二人の様子を笑顔で見ていた光圀だったが、真剣な表情になると助三郎に忠告した。

「いくら早苗が許嫁と言っても祝言前じゃ。滅多なことをしてはいかんぞ。」

「はい。男に手は出せませんので、ハハハ。」

「黙れ、スケベ。」

「…可愛げがちっともない。」

可愛いなんて言ったことないくせに!

「何か言ったか?」

「いや、何でもない。でもさ、早苗に、戻ってくれよ。」

「わかった。だったら、俺からも…頼みがある。」

「なんだ?」

言っておかないと、仕事にさしつかえる。

「この姿の時は格之進。一応男だ。早苗の時ほど弱くはない。…俺を守ろうとするな。今まで通りご隠居を第一に考えろ。」

「ぷっ…。」

いきなり目に笑いを浮かべ、吹いたのか、口に手を当てて笑いをこらえていた。

「何笑ってる?聞いてたのか?」

「すまん。中身が女の早苗なのに、俺って言うの聞くと笑えてくる…ハハハ!」

笑わないって言ったくせに。
もう覚えてないの?

「じゃあ、わたしって言おうか!?助三郎様!」

そう言った途端、助三郎が動揺した。

「やめてくれ、お前に『様』扱いされたくない。『助さん』って今まで通りに呼んでくれ。もう本当に笑わないから。」

「わかった。」

安堵した様子の助三郎だったが、まだ何か気がかりがあったようだ。
探るように恐る恐る聞いた。

「あのさ…これからも一緒に武術の鍛練したり、飲みに行けるか?」

「お前がいやじゃなかったらな。」

「やった!あと、格さん…俺の友達でいてくれるか?」

切実なまなざしで見られた。
この人、本当に格之進、友達と思ってくれてたんだ。

「わかった。
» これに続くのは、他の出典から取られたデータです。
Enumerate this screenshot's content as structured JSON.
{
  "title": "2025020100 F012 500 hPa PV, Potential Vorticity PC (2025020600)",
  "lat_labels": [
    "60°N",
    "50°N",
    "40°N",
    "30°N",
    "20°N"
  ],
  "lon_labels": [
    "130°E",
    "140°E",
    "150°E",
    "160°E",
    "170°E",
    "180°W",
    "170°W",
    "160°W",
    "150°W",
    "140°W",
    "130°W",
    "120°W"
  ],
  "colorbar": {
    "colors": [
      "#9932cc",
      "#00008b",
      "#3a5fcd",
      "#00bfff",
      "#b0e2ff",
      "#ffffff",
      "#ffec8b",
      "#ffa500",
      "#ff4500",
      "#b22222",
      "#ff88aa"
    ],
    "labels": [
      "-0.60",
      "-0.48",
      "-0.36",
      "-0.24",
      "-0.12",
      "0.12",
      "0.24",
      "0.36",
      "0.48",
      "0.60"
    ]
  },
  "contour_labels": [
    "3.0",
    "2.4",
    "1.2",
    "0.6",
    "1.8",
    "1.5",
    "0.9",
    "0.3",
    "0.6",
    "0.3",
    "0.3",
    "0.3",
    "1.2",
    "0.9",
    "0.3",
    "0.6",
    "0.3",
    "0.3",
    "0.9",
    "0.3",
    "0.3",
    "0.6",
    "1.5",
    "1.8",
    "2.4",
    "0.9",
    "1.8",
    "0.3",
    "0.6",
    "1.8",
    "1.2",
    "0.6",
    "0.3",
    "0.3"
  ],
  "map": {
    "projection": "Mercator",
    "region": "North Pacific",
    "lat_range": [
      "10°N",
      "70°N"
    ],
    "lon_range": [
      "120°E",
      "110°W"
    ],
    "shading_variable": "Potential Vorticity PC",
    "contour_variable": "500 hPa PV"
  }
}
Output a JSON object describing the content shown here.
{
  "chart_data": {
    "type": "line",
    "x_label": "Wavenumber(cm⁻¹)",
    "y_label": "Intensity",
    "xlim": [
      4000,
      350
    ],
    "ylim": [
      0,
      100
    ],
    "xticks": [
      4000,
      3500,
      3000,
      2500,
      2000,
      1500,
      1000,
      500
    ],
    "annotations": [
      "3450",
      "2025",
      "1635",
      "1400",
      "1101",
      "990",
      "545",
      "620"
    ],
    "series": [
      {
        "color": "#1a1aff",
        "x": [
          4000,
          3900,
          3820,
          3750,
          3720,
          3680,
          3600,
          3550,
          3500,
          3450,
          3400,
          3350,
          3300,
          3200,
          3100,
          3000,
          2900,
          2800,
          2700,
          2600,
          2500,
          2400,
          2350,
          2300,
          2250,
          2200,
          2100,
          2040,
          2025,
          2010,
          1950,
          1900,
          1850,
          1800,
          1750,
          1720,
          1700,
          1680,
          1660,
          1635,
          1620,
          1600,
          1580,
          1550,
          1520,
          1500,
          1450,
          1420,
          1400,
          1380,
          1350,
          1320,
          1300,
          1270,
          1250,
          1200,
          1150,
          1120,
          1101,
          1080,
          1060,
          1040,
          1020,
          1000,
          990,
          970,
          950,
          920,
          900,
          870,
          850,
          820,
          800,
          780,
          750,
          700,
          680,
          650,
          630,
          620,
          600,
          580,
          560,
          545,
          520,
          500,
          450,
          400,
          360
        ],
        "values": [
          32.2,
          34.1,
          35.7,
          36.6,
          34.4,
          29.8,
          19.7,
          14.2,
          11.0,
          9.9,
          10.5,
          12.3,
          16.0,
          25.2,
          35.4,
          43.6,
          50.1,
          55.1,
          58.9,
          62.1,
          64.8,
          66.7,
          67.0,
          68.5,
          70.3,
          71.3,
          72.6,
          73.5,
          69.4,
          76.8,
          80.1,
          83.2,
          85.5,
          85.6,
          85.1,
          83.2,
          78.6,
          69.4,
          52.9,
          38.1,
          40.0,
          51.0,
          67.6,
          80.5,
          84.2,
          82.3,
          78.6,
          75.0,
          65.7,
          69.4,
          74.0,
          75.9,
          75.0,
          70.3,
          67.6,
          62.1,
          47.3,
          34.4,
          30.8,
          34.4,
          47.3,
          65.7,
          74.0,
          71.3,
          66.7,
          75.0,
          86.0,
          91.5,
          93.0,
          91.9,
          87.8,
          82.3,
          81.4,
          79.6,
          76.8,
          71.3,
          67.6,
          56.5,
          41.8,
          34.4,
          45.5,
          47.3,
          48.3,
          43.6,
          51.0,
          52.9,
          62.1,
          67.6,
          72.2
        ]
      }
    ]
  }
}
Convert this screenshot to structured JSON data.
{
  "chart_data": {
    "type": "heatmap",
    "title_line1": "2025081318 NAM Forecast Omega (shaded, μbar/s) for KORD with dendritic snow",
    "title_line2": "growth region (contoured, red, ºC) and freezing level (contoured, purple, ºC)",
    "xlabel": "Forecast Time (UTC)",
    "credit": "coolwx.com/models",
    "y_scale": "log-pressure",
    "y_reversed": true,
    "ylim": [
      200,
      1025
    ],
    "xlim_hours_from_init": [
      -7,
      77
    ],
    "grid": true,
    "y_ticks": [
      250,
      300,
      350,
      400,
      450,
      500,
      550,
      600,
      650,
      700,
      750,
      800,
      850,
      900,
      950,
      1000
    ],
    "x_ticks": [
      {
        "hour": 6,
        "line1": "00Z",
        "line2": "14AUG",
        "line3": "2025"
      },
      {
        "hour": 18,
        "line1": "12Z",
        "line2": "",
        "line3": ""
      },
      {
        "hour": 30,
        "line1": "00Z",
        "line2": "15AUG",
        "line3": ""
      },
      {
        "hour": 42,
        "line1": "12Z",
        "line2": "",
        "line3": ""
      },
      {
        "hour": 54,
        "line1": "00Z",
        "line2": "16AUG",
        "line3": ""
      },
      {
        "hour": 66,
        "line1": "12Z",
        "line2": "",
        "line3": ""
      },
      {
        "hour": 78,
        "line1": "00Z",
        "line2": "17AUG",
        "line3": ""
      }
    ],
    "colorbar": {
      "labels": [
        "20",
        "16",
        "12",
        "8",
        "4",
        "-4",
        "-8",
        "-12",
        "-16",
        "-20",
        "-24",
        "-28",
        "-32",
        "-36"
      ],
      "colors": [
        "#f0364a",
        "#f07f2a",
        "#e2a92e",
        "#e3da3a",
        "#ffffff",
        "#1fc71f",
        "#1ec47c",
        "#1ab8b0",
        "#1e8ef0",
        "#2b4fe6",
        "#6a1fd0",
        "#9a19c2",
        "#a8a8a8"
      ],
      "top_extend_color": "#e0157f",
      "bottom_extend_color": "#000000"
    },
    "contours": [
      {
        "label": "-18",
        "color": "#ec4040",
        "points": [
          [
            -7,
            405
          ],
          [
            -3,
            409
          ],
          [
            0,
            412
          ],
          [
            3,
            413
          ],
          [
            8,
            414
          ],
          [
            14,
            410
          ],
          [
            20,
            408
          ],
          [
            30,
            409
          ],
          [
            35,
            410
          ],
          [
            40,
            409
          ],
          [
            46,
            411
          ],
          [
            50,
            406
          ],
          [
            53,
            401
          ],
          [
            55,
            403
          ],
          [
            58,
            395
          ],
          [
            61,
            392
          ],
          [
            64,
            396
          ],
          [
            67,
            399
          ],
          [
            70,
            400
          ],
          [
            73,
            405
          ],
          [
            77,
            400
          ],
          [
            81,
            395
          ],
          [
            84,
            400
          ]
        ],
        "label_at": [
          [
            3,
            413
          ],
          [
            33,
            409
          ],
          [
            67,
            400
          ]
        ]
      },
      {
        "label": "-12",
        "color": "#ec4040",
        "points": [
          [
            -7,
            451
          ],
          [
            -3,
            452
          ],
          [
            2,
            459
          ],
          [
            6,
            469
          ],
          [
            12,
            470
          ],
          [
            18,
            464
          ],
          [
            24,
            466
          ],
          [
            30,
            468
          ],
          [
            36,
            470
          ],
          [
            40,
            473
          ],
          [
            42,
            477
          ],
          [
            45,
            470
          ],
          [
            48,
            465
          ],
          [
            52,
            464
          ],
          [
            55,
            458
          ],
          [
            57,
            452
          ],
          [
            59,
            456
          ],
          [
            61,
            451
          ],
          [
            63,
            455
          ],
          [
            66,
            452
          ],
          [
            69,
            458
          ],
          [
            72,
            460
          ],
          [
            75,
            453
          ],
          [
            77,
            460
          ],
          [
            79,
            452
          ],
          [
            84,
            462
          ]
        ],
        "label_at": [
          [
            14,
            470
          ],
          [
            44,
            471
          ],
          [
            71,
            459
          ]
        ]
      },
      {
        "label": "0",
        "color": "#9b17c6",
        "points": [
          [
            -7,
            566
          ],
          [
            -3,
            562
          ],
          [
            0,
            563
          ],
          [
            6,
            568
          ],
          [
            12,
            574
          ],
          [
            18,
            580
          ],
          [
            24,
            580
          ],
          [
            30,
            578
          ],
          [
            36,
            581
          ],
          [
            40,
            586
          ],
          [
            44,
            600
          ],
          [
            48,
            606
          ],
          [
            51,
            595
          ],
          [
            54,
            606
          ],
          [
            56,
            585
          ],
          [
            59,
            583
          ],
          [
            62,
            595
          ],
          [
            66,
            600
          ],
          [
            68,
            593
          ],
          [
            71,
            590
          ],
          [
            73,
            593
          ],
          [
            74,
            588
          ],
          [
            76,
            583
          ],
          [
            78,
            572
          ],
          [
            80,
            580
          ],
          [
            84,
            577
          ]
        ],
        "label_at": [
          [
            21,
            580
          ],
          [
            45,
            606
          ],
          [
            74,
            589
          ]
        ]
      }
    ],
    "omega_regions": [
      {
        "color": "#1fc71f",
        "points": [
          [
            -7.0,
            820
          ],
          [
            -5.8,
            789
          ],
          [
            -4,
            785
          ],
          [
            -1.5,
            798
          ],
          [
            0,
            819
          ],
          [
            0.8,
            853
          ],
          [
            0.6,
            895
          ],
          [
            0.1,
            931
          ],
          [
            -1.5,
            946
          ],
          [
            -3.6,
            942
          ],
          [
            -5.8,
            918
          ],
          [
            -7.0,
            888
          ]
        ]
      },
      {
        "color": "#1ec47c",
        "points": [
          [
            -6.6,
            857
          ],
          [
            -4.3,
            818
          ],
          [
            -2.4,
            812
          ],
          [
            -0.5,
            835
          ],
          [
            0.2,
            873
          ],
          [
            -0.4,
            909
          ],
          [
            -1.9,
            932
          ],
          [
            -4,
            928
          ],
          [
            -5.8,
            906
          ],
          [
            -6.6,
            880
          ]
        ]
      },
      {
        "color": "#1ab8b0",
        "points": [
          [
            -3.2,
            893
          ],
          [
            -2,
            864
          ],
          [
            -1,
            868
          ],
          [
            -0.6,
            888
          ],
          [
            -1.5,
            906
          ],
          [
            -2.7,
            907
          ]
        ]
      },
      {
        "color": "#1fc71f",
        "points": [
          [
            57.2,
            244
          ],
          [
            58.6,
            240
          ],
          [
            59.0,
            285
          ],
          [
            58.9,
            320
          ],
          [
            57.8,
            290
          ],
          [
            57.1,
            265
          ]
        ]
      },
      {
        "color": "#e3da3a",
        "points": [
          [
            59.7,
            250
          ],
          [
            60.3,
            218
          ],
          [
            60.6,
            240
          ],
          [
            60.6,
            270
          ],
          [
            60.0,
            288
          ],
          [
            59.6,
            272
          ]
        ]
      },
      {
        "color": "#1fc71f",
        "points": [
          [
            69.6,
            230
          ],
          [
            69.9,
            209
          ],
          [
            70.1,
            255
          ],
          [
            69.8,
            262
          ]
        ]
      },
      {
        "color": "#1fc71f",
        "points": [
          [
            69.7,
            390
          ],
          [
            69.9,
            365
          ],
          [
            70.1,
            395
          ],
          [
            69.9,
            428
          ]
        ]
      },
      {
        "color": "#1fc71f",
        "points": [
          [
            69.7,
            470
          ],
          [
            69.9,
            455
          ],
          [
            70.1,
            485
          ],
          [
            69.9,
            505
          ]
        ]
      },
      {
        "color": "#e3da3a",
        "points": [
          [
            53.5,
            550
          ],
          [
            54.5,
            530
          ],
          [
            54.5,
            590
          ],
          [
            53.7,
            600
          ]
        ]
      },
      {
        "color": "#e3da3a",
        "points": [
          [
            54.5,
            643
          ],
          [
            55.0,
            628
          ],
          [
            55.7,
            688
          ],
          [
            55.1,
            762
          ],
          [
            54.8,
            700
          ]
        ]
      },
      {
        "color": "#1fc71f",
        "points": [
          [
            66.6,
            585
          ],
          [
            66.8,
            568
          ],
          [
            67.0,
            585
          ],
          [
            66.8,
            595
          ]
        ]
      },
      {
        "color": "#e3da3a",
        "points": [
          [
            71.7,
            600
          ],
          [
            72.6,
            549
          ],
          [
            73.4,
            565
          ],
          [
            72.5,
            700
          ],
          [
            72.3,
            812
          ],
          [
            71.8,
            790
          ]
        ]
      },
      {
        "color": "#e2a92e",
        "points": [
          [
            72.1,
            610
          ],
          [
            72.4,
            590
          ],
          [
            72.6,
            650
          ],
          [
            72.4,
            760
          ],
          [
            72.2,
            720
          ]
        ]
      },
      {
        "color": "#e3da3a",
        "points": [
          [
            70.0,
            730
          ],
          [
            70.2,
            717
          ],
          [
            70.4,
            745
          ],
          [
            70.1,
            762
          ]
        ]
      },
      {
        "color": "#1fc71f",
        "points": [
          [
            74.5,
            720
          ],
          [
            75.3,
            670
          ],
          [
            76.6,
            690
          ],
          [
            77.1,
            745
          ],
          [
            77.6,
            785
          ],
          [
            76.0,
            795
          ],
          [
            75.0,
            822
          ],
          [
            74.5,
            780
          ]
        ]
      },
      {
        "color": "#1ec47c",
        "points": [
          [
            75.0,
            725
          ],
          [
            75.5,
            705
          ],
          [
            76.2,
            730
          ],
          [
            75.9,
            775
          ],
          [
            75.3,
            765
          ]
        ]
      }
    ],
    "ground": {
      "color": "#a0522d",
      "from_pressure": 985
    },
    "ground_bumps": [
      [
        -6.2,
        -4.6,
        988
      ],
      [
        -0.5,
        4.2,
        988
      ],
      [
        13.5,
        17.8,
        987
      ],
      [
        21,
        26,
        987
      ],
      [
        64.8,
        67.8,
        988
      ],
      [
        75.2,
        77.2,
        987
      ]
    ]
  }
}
助さん。」

「ありがとう!良かった…。」




寝る前に、日誌でも書こうと机に向い、筆を走らせていた。気づくと、助三郎がその様子をじっと見ていた。

「どうした?」

「いや、格さんなのに早苗なんだなって…。」

「は?」

「格さん、見た目完全に男だからなぁ。」

「俺だって最初信じられなかった。」

「筆跡も男だもんな。この文いつ書いたんだ?」

そういう彼の手にはヨレヨレになった文があった。
確か、一度文を書いて手渡したっけ。

「まだ持ってるのか?そんな文。」

「…だって、早苗にもらったやつだから。」

何だか笑えてきた。
恋文でも何でもないものを大切に持ってるなんて。

「その文は、夜中にこっそり書いた。」

「そうか…起きてりゃ良かったな。そしたらもっと早くお前の正体知れたのに。」

「鈍感だから無理だろ?」

「そうかもな!ハハハハハ。」



日誌を書き終え、寝ようと支度をし始めると、助三郎が物欲しげに頼んできた。

「なぁ…戻ってくれないのか?」

「もう寝る時間だ、戻らない。」

護衛は主要の仕事だから続ける。
男のままで寝ないともしもの時に危ない。

「…ちぇ、早苗と一緒に寝ようと思ったのに。」

そこに運悪く厠に立っていた光圀が帰って来て、この発言を聞いていた。

「助さん!さっき言ったではないか!早苗には指一本触れるでない!」

「げっ…。冗談ですよ。わかっています。」

そう言うと、ぶつぶつ文句を言いながら布団に入った。

「安全な時には戻るから。そう膨れるな。」

「約束だぞ。…お休み、格さん。」

「お休み。助さん。」


いつもどおり、光圀を挟んで川の字になって眠りについた。